- Born: Amélie Munk 31 May 1928 Ansbach, Bavaria, Germany
- Died: 7 May 2010 (aged 81) Royal Free Hospital, London, England
- Resting place: Mount of Olives, Israel
- Occupation: charity patron
- Known for: "Queen Mother" of the UK's Jewish community
- Spouse: Immanuel Jakobovits, Baron Jakobovits (married c. 1947)
- Children: 6
- Parent(s): Elie Munk Fanny Frumet Goldberger

= Amélie Jakobovits =

Amélie Jakobovits, Baroness Jakobovits (née Munk; 31 May 1928 – 7 May 2010) was a British charity patron, and the wife of Immanuel Jakobovits, Chief Rabbi of the United Hebrew Congregations of the Commonwealth, and an important figure in Jewish life in the UK in her own right, who was known as the "Queen Mother" of the UK's Jewish community.

==Early life==
She was born Amélie Munk on 31 May 1928 in Ansbach, Bavaria, Germany, the daughter of Elie Munk (1900–1981), a rabbi and rabbinic scholar, and his wife, Fanny Frumet Munk, née Goldberger (1906–1979). They moved to Paris in 1936 and, after the Nazi invasion, to Switzerland in 1940, remaining there until Paris was liberated.

==Career==
Unusually in Orthodox Jewish life, she mediated between her husband and Menachem Mendel Schneerson, who was the Lubavitcher Rebbe, leader of one of the largest Hassidic groups, on matters relating to Israel.
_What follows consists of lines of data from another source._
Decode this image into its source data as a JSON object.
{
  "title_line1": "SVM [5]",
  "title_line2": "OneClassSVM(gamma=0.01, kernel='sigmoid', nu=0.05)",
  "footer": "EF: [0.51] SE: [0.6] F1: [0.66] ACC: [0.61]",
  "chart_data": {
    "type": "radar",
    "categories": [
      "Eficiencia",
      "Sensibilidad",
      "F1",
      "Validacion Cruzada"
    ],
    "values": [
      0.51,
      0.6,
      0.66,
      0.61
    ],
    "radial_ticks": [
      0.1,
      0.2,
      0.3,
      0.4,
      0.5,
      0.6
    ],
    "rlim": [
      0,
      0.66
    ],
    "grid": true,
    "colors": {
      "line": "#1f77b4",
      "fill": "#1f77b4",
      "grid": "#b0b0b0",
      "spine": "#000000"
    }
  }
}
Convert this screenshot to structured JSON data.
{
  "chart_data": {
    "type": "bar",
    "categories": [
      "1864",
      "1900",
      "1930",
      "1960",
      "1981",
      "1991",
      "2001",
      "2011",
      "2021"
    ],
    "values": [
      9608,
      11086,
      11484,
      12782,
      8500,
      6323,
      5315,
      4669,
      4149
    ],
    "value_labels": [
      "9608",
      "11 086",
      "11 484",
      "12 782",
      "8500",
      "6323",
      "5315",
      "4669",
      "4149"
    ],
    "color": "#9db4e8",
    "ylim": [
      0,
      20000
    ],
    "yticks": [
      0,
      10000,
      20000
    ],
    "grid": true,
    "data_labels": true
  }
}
Her husband was far more of a "dove", and Schneerson was quite "hawkish". This was made possible by a longstanding connection between them – she had even played football as a child with Schneerson in pre-war France.

She led the first marches in support of the Soviet Jewry movement, supporting Jews being allowed to leave the Eastern Bloc for resettlement in Israel.

She did extensive charity work, including Yad Sarah, Emunah and Kisharon. After her husband died, she became known as the "Queen Mother" of the UK's Jewish community.

==Personal life==
Through a family friend she met her future husband Immanuel Jakobovits, who proposed to her at the top of the Eiffel Tower. They had two sons and four daughters.

She was a cousin of Deborah Lipstadt, the American writer on the Holocaust.

==Later life==
She died at the Royal Free Hospital, London, of bronchopneumonia and heart failure, on 7 May 2010. Her death was mourned by a crowd of 5,000 on the Shirehall Estate in Hendon, London, where she had lived in her later years. She was buried next to her husband on the Mount of Olives, Israel.